鋳掛屋のブリキの屋根に乗せられた石も鋳掛屋も消えて久しき
井上政枝
屋根の石という細部に焦点を当てたことで、存在しない家の幻影が立ち上がってくる。「鋳掛屋」の繰り返しにも味わいがある。
おばれ岩に差しかかりたり亡き友と雨の中見しササユリの花
加藤武朗
「おばれ岩」は御在所岳(三重)にある奇岩。かつて友人と来たときには咲いていた花を思い出す。具体が生きている、しみじみとした歌。
絵巻前のガラスに付きし鼻先の跡拭く時期を窺う職員
塩見香保里
やや言葉が詰まった感じがするのは惜しいが、題材がとてもおもしろい歌。
ごみ捨て場を見張る鴉よ知ってるかカラスのポーズがヨガにあること
村上春枝
これも楽しい歌。迷惑なカラスだが、人間とは昔からの付き合いなんだなと、ちょっと親近感を抱いて、呼びかけている。
わたくしにもっとも近い枝としてまつげは頬にかげを落とすの
山名聡美
まつ毛を自分に「もっとも近い枝」と捉えた発想が新鮮。「落とすの」という口語も良く、どこか淋しさも含まれている。
旅番組のカメラは寺へと曲がりたり叔母ゐぬ家をなぞりて過ぎぬ
赤岩邦子
叔母は亡くなっているのだろう。一瞬家が映ったときの驚きと懐かしさが、「なぞる」という動詞でうまく表現されている。

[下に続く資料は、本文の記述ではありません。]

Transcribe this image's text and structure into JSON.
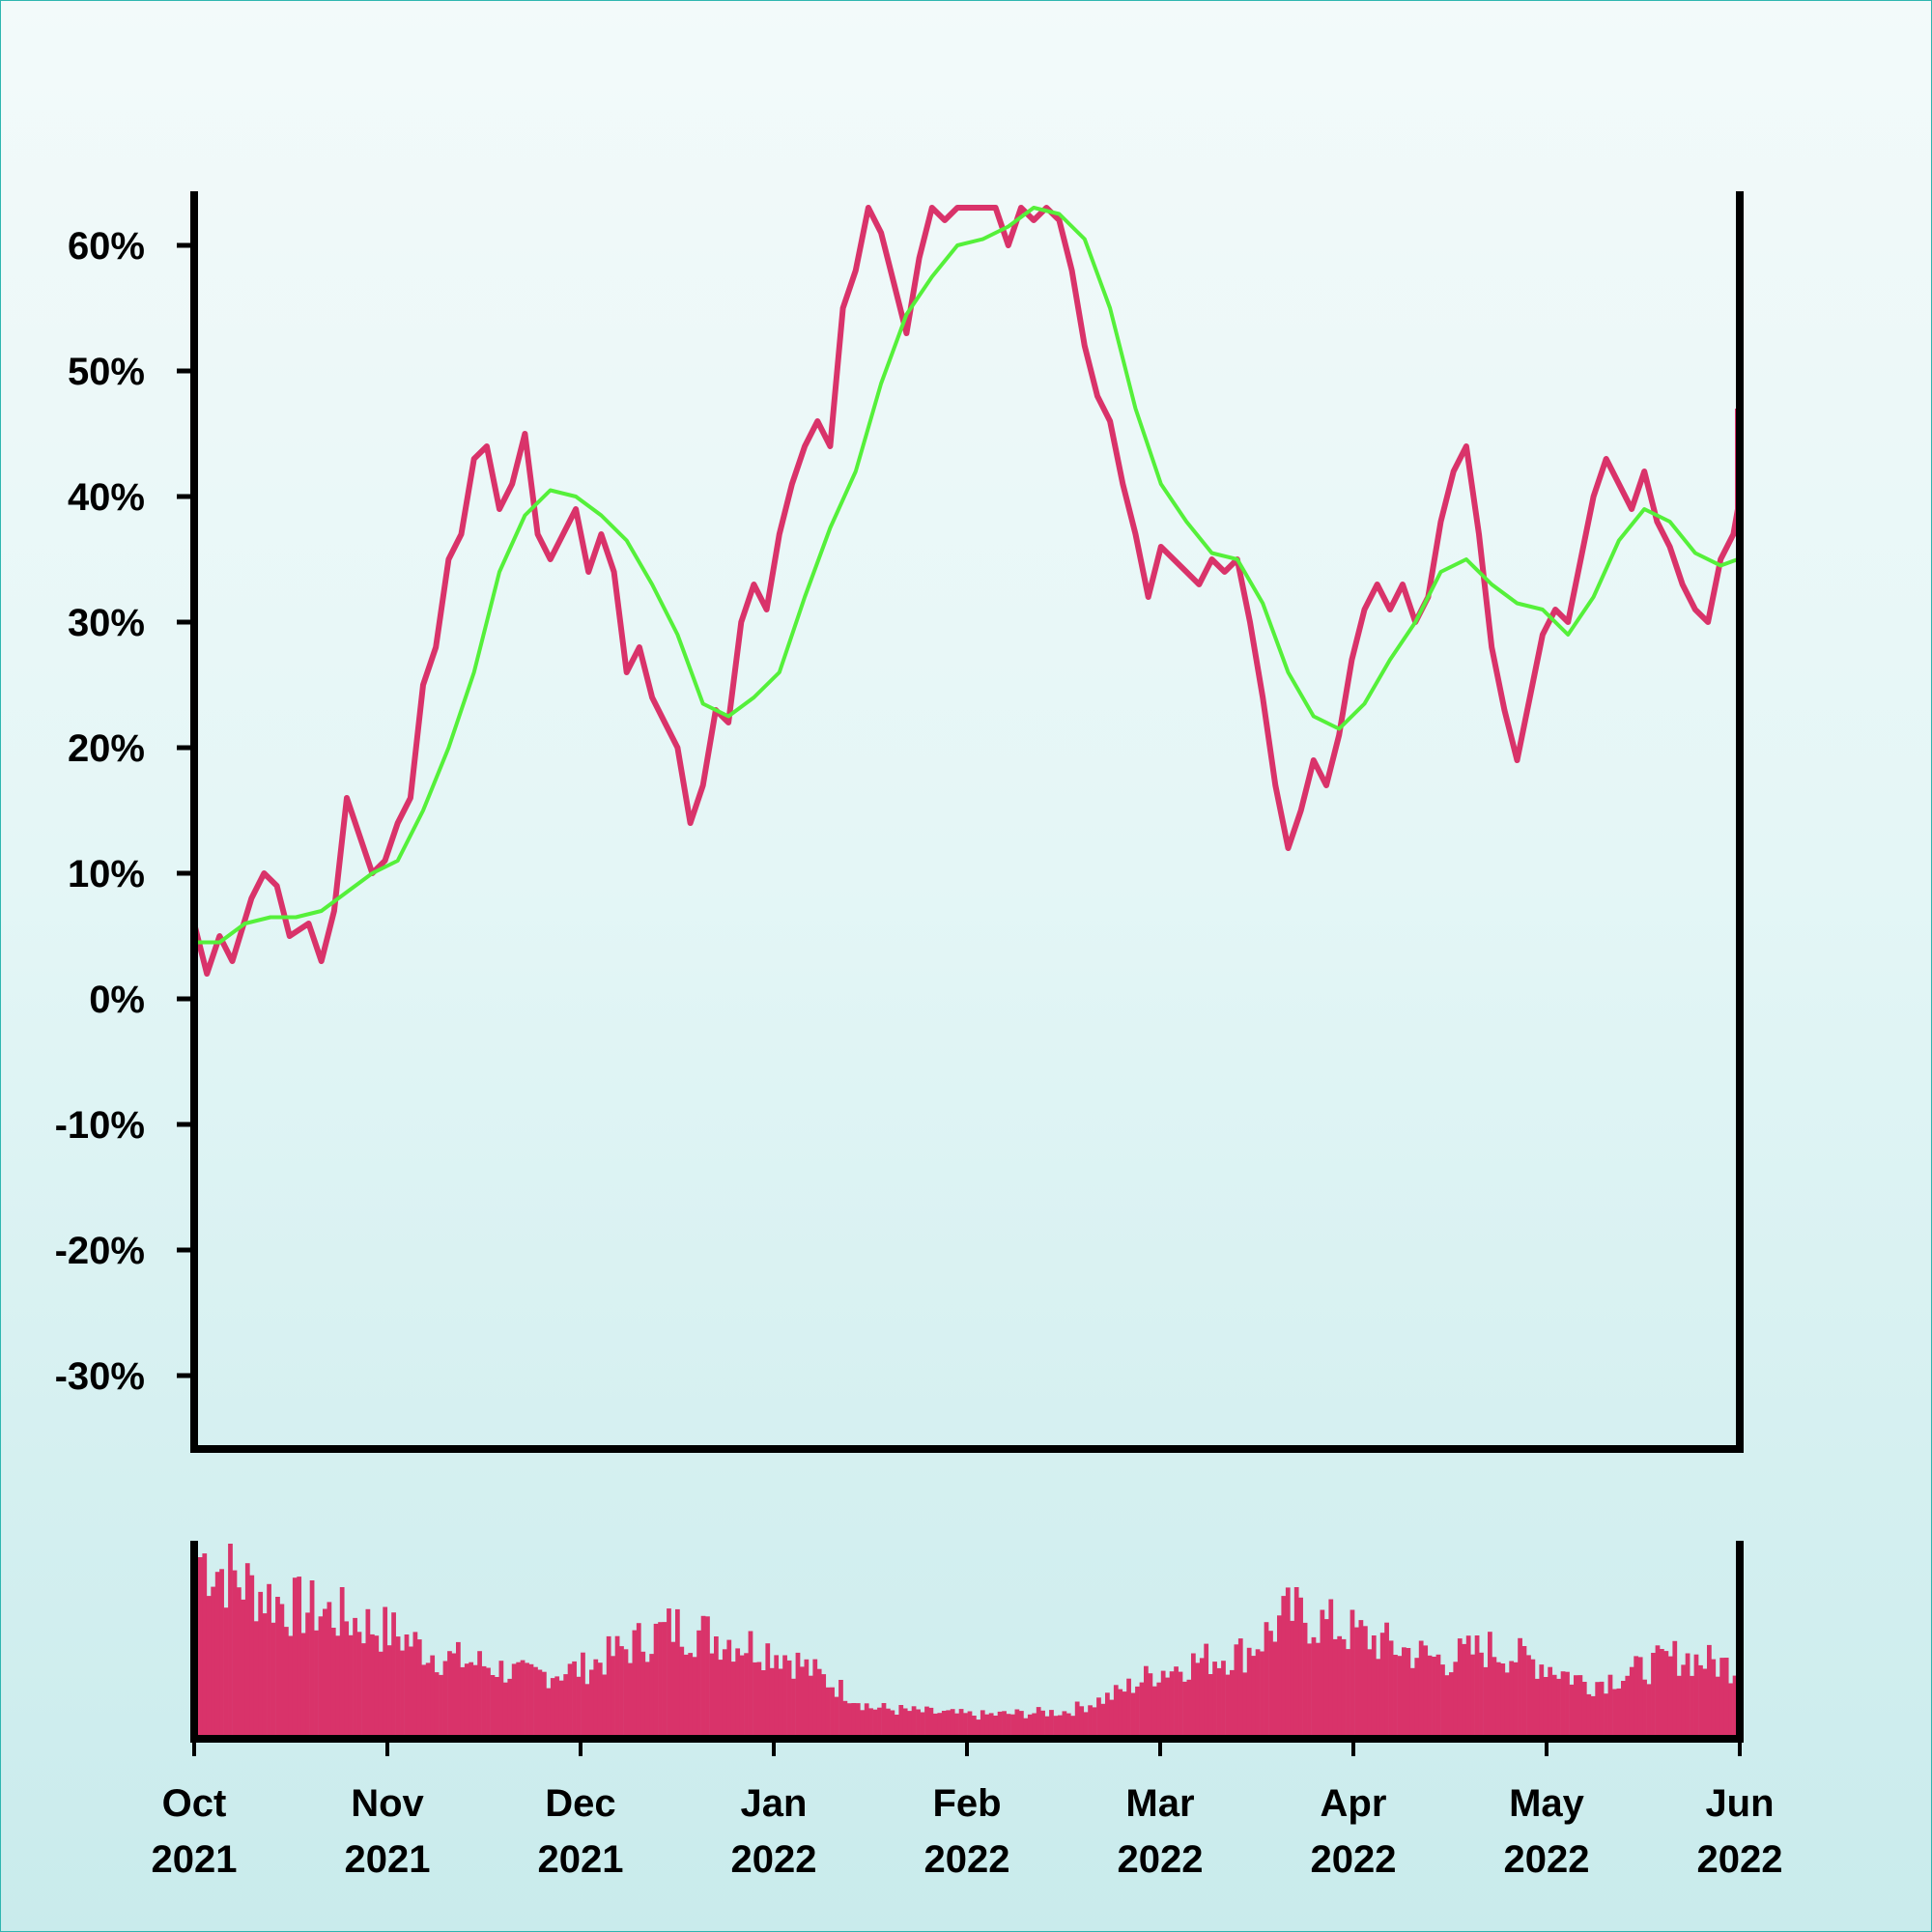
{
  "colors": {
    "price_line": "#d9336a",
    "moving_average": "#55f03a",
    "volume_bars": "#d9336a",
    "axes": "#000000",
    "background_top": "#f3fafa",
    "background_bottom": "#c9ebec"
  },
  "chart_data": [
    {
      "type": "line",
      "title": "",
      "xlabel": "",
      "ylabel": "",
      "ylim": [
        -36,
        64
      ],
      "y_ticks": [
        "60%",
        "50%",
        "40%",
        "30%",
        "20%",
        "10%",
        "0%",
        "-10%",
        "-20%",
        "-30%"
      ],
      "y_tick_values": [
        60,
        50,
        40,
        30,
        20,
        10,
        0,
        -10,
        -20,
        -30
      ],
      "grid": false,
      "legend": "none",
      "series": [
        {
          "key": "price",
          "color": "#d9336a",
          "points": [
            [
              "2021-10-01",
              6
            ],
            [
              "2021-10-03",
              2
            ],
            [
              "2021-10-05",
              5
            ],
            [
              "2021-10-07",
              3
            ],
            [
              "2021-10-10",
              8
            ],
            [
              "2021-10-12",
              10
            ],
            [
              "2021-10-14",
              9
            ],
            [
              "2021-10-16",
              5
            ],
            [
              "2021-10-19",
              6
            ],
            [
              "2021-10-21",
              3
            ],
            [
              "2021-10-23",
              7
            ],
            [
              "2021-10-25",
              16
            ],
            [
              "2021-10-27",
              13
            ],
            [
              "2021-10-29",
              10
            ],
            [
              "2021-10-31",
              11
            ],
            [
              "2021-11-02",
              14
            ],
            [
              "2021-11-04",
              16
            ],
            [
              "2021-11-06",
              25
            ],
            [
              "2021-11-08",
              28
            ],
            [
              "2021-11-10",
              35
            ],
            [
              "2021-11-12",
              37
            ],
            [
              "2021-11-14",
              43
            ],
            [
              "2021-11-16",
              44
            ],
            [
              "2021-11-18",
              39
            ],
            [
              "2021-11-20",
              41
            ],
            [
              "2021-11-22",
              45
            ],
            [
              "2021-11-24",
              37
            ],
            [
              "2021-11-26",
              35
            ],
            [
              "2021-11-28",
              37
            ],
            [
              "2021-11-30",
              39
            ],
            [
              "2021-12-02",
              34
            ],
            [
              "2021-12-04",
              37
            ],
            [
              "2021-12-06",
              34
            ],
            [
              "2021-12-08",
              26
            ],
            [
              "2021-12-10",
              28
            ],
            [
              "2021-12-12",
              24
            ],
            [
              "2021-12-14",
              22
            ],
            [
              "2021-12-16",
              20
            ],
            [
              "2021-12-18",
              14
            ],
            [
              "2021-12-20",
              17
            ],
            [
              "2021-12-22",
              23
            ],
            [
              "2021-12-24",
              22
            ],
            [
              "2021-12-26",
              30
            ],
            [
              "2021-12-28",
              33
            ],
            [
              "2021-12-30",
              31
            ],
            [
              "2022-01-01",
              37
            ],
            [
              "2022-01-03",
              41
            ],
            [
              "2022-01-05",
              44
            ],
            [
              "2022-01-07",
              46
            ],
            [
              "2022-01-09",
              44
            ],
            [
              "2022-01-11",
              55
            ],
            [
              "2022-01-13",
              58
            ],
            [
              "2022-01-15",
              63
            ],
            [
              "2022-01-17",
              61
            ],
            [
              "2022-01-19",
              57
            ],
            [
              "2022-01-21",
              53
            ],
            [
              "2022-01-23",
              59
            ],
            [
              "2022-01-25",
              63
            ],
            [
              "2022-01-27",
              62
            ],
            [
              "2022-01-29",
              63
            ],
            [
              "2022-01-31",
              63
            ],
            [
              "2022-02-02",
              63
            ],
            [
              "2022-02-04",
              63
            ],
            [
              "2022-02-06",
              60
            ],
            [
              "2022-02-08",
              63
            ],
            [
              "2022-02-10",
              62
            ],
            [
              "2022-02-12",
              63
            ],
            [
              "2022-02-14",
              62
            ],
            [
              "2022-02-16",
              58
            ],
            [
              "2022-02-18",
              52
            ],
            [
              "2022-02-20",
              48
            ],
            [
              "2022-02-22",
              46
            ],
            [
              "2022-02-24",
              41
            ],
            [
              "2022-02-26",
              37
            ],
            [
              "2022-02-28",
              32
            ],
            [
              "2022-03-02",
              36
            ],
            [
              "2022-03-04",
              35
            ],
            [
              "2022-03-06",
              34
            ],
            [
              "2022-03-08",
              33
            ],
            [
              "2022-03-10",
              35
            ],
            [
              "2022-03-12",
              34
            ],
            [
              "2022-03-14",
              35
            ],
            [
              "2022-03-16",
              30
            ],
            [
              "2022-03-18",
              24
            ],
            [
              "2022-03-20",
              17
            ],
            [
              "2022-03-22",
              12
            ],
            [
              "2022-03-24",
              15
            ],
            [
              "2022-03-26",
              19
            ],
            [
              "2022-03-28",
              17
            ],
            [
              "2022-03-30",
              21
            ],
            [
              "2022-04-01",
              27
            ],
            [
              "2022-04-03",
              31
            ],
            [
              "2022-04-05",
              33
            ],
            [
              "2022-04-07",
              31
            ],
            [
              "2022-04-09",
              33
            ],
            [
              "2022-04-11",
              30
            ],
            [
              "2022-04-13",
              32
            ],
            [
              "2022-04-15",
              38
            ],
            [
              "2022-04-17",
              42
            ],
            [
              "2022-04-19",
              44
            ],
            [
              "2022-04-21",
              37
            ],
            [
              "2022-04-23",
              28
            ],
            [
              "2022-04-25",
              23
            ],
            [
              "2022-04-27",
              19
            ],
            [
              "2022-04-29",
              24
            ],
            [
              "2022-05-01",
              29
            ],
            [
              "2022-05-03",
              31
            ],
            [
              "2022-05-05",
              30
            ],
            [
              "2022-05-07",
              35
            ],
            [
              "2022-05-09",
              40
            ],
            [
              "2022-05-11",
              43
            ],
            [
              "2022-05-13",
              41
            ],
            [
              "2022-05-15",
              39
            ],
            [
              "2022-05-17",
              42
            ],
            [
              "2022-05-19",
              38
            ],
            [
              "2022-05-21",
              36
            ],
            [
              "2022-05-23",
              33
            ],
            [
              "2022-05-25",
              31
            ],
            [
              "2022-05-27",
              30
            ],
            [
              "2022-05-29",
              35
            ],
            [
              "2022-05-31",
              37
            ],
            [
              "2022-06-02",
              39
            ],
            [
              "2022-06-04",
              38
            ],
            [
              "2022-06-06",
              40
            ],
            [
              "2022-06-08",
              37
            ],
            [
              "2022-06-09",
              47
            ]
          ]
        },
        {
          "key": "moving_average",
          "color": "#55f03a",
          "points": [
            [
              "2021-10-01",
              4.5
            ],
            [
              "2021-10-05",
              4.5
            ],
            [
              "2021-10-09",
              6
            ],
            [
              "2021-10-13",
              6.5
            ],
            [
              "2021-10-17",
              6.5
            ],
            [
              "2021-10-21",
              7
            ],
            [
              "2021-10-25",
              8.5
            ],
            [
              "2021-10-29",
              10
            ],
            [
              "2021-11-02",
              11
            ],
            [
              "2021-11-06",
              15
            ],
            [
              "2021-11-10",
              20
            ],
            [
              "2021-11-14",
              26
            ],
            [
              "2021-11-18",
              34
            ],
            [
              "2021-11-22",
              38.5
            ],
            [
              "2021-11-26",
              40.5
            ],
            [
              "2021-11-30",
              40
            ],
            [
              "2021-12-04",
              38.5
            ],
            [
              "2021-12-08",
              36.5
            ],
            [
              "2021-12-12",
              33
            ],
            [
              "2021-12-16",
              29
            ],
            [
              "2021-12-20",
              23.5
            ],
            [
              "2021-12-24",
              22.5
            ],
            [
              "2021-12-28",
              24
            ],
            [
              "2022-01-01",
              26
            ],
            [
              "2022-01-05",
              32
            ],
            [
              "2022-01-09",
              37.5
            ],
            [
              "2022-01-13",
              42
            ],
            [
              "2022-01-17",
              49
            ],
            [
              "2022-01-21",
              54.5
            ],
            [
              "2022-01-25",
              57.5
            ],
            [
              "2022-01-29",
              60
            ],
            [
              "2022-02-02",
              60.5
            ],
            [
              "2022-02-06",
              61.5
            ],
            [
              "2022-02-10",
              63
            ],
            [
              "2022-02-14",
              62.5
            ],
            [
              "2022-02-18",
              60.5
            ],
            [
              "2022-02-22",
              55
            ],
            [
              "2022-02-26",
              47
            ],
            [
              "2022-03-02",
              41
            ],
            [
              "2022-03-06",
              38
            ],
            [
              "2022-03-10",
              35.5
            ],
            [
              "2022-03-14",
              35
            ],
            [
              "2022-03-18",
              31.5
            ],
            [
              "2022-03-22",
              26
            ],
            [
              "2022-03-26",
              22.5
            ],
            [
              "2022-03-30",
              21.5
            ],
            [
              "2022-04-03",
              23.5
            ],
            [
              "2022-04-07",
              27
            ],
            [
              "2022-04-11",
              30
            ],
            [
              "2022-04-15",
              34
            ],
            [
              "2022-04-19",
              35
            ],
            [
              "2022-04-23",
              33
            ],
            [
              "2022-04-27",
              31.5
            ],
            [
              "2022-05-01",
              31
            ],
            [
              "2022-05-05",
              29
            ],
            [
              "2022-05-09",
              32
            ],
            [
              "2022-05-13",
              36.5
            ],
            [
              "2022-05-17",
              39
            ],
            [
              "2022-05-21",
              38
            ],
            [
              "2022-05-25",
              35.5
            ],
            [
              "2022-05-29",
              34.5
            ],
            [
              "2022-06-02",
              35
            ],
            [
              "2022-06-06",
              35.5
            ],
            [
              "2022-06-09",
              36.5
            ]
          ]
        }
      ]
    },
    {
      "type": "bar",
      "title": "",
      "xlabel": "",
      "ylabel": "",
      "x_ticks": [
        "Oct 2021",
        "Nov 2021",
        "Dec 2021",
        "Jan 2022",
        "Feb 2022",
        "Mar 2022",
        "Apr 2022",
        "May 2022",
        "Jun 2022"
      ],
      "volume_relative_profile": [
        [
          "2021-10-01",
          0.92
        ],
        [
          "2021-10-08",
          0.78
        ],
        [
          "2021-10-15",
          0.66
        ],
        [
          "2021-10-22",
          0.62
        ],
        [
          "2021-11-01",
          0.52
        ],
        [
          "2021-11-08",
          0.4
        ],
        [
          "2021-11-15",
          0.36
        ],
        [
          "2021-11-22",
          0.3
        ],
        [
          "2021-12-01",
          0.34
        ],
        [
          "2021-12-08",
          0.45
        ],
        [
          "2021-12-15",
          0.55
        ],
        [
          "2021-12-22",
          0.5
        ],
        [
          "2022-01-01",
          0.42
        ],
        [
          "2022-01-08",
          0.28
        ],
        [
          "2022-01-15",
          0.14
        ],
        [
          "2022-01-22",
          0.12
        ],
        [
          "2022-02-01",
          0.1
        ],
        [
          "2022-02-08",
          0.11
        ],
        [
          "2022-02-15",
          0.12
        ],
        [
          "2022-02-22",
          0.2
        ],
        [
          "2022-03-01",
          0.32
        ],
        [
          "2022-03-08",
          0.38
        ],
        [
          "2022-03-15",
          0.42
        ],
        [
          "2022-03-22",
          0.62
        ],
        [
          "2022-04-01",
          0.52
        ],
        [
          "2022-04-08",
          0.44
        ],
        [
          "2022-04-15",
          0.38
        ],
        [
          "2022-04-22",
          0.44
        ],
        [
          "2022-05-01",
          0.36
        ],
        [
          "2022-05-08",
          0.26
        ],
        [
          "2022-05-15",
          0.32
        ],
        [
          "2022-05-22",
          0.4
        ],
        [
          "2022-06-01",
          0.34
        ],
        [
          "2022-06-09",
          0.3
        ]
      ]
    }
  ]
}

柿の皮とぎれとぎれにむいてゐた灯りの下のきいろいわたし
中村みどり
「きいろいわたし」によって不思議な印象が生み出されている。柿の色、灯火の色に染まった少女期の自分を、外側から見ているような感じがある。
春照(すいじょう)という名の町を知るゆうべ自転車の輪はしずかにまわる
高松紗都子
「春照(すいじょう)」は滋賀の米原市にある地名という。魅力的な固有名詞をうまく生かした歌。下の句はいろいろな解釈ができるが、自転車で走ったときに、春照という町名を見つけたのかもしれない。
鷹柱(たかばしら)徐々に崩れて一羽ずつ逡巡無きや南に流る
佐藤裕扇
「逡巡無きや」がやや言い過ぎだろうが、鷹を見つめる鋭い眼差しが感じられる一首だ。